Pathway-level profiling of the sepsis proteome reveals immune and transcriptional dysregulation

Background
Sepsis triggers a complex and heterogeneous host response, yet decades of biomarker studies have yielded few targeted therapeutics that improve patient outcomes. Single analyte approaches fail to capture the coordinated biological programs that drive organ dysfunction. Focusing on single or limited panels of biomarkers to endotype disease fundamentally misrepresents sepsis biology, which reflects simultaneous disruption of multiple cellular networks. However, pathway-level bioinformatic analyses interpret proteins as components of larger biological systems, enabling detection of coordinated molecular disturbances that individual biomarkers cannot capture.

Methods
We conducted an exploratory cohort study profiling 1,196 plasma proteins in 15 critically-ill adults with sepsis on ICU Day 1 and Day 3 using proximity extension assays. Differential expression, Reactome and Gene Ontology (GO) enrichment analyses, protein-protein interaction networks, and immune cell deconvolution were combined to assess pathway-level perturbations and their clinical correlates.

Results
Early sepsis was defined by widespread inflammatory pathway dysregulation, with marked enrichment of immune system activation, neutrophil degranulation, cytokine signaling, and defense-response pathways. Despite significant clinical improvement of patients between ICU Day 1 and Day 3, only five proteins (ALDH3A1, CR2, CD200R1, IL1RL2, SAA4) demonstrated temporal change.
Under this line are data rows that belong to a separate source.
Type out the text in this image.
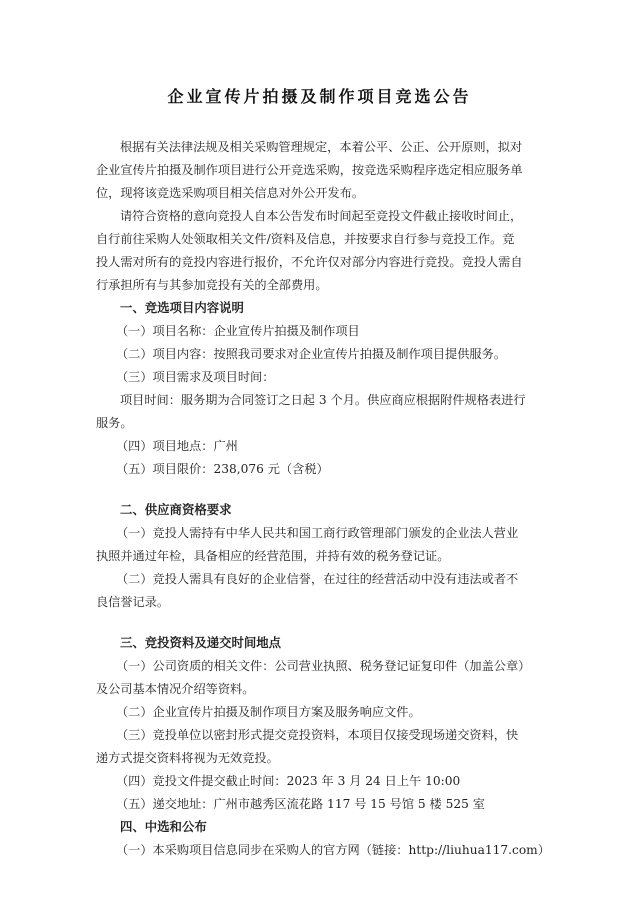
企业宣传片拍摄及制作项目竞选公告
根据有关法律法规及相关采购管理规定，本着公平、公正、公开原则，拟对
企业宣传片拍摄及制作项目进行公开竞选采购，按竞选采购程序选定相应服务单
位，现将该竞选采购项目相关信息对外公开发布。
请符合资格的意向竞投人自本公告发布时间起至竞投文件截止接收时间止，
自行前往采购人处领取相关文件/资料及信息，并按要求自行参与竞投工作。竞
投人需对所有的竞投内容进行报价，不允许仅对部分内容进行竞投。竞投人需自
行承担所有与其参加竞投有关的全部费用。
一、竞选项目内容说明
（一）项目名称：企业宣传片拍摄及制作项目
（二）项目内容：按照我司要求对企业宣传片拍摄及制作项目提供服务。
（三）项目需求及项目时间：
项目时间：服务期为合同签订之日起 3 个月。供应商应根据附件规格表进行
服务。
（四）项目地点：广州
（五）项目限价：238,076 元（含税）
二、供应商资格要求
（一）竞投人需持有中华人民共和国工商行政管理部门颁发的企业法人营业
执照并通过年检，具备相应的经营范围，并持有效的税务登记证。
（二）竞投人需具有良好的企业信誉，在过往的经营活动中没有违法或者不
良信誉记录。
三、竞投资料及递交时间地点
（一）公司资质的相关文件：公司营业执照、税务登记证复印件（加盖公章）
及公司基本情况介绍等资料。
（二）企业宣传片拍摄及制作项目方案及服务响应文件。
（三）竞投单位以密封形式提交竞投资料，本项目仅接受现场递交资料，快
递方式提交资料将视为无效竞投。
（四）竞投文件提交截止时间：2023 年 3 月 24 日上午 10:00
（五）递交地址：广州市越秀区流花路 117 号 15 号馆 5 楼 525 室
四、中选和公布
（一）本采购项目信息同步在采购人的官方网（链接：http://liuhua117.com）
Moreover, transcriptional pathways demonstrated negative enrichment by Day 3. Network analyses revealed highly interconnected inflammatory hubs centered on IL-6, IL-10, and CXCL8.

Conclusions
In this exploratory cohort, early sepsis was characterized by enrichment of immune and transcriptional pathways. These pathway signals were consistently detected across multiple analytic approaches, including differential expression analysis, pathway enrichment, and protein-protein interaction network analyses. These findings highlight the value of high-dimensional, pathway-focused proteomic analyses for uncovering the biological programs underlying critical illness beyond what can be captured by individual biomarkers.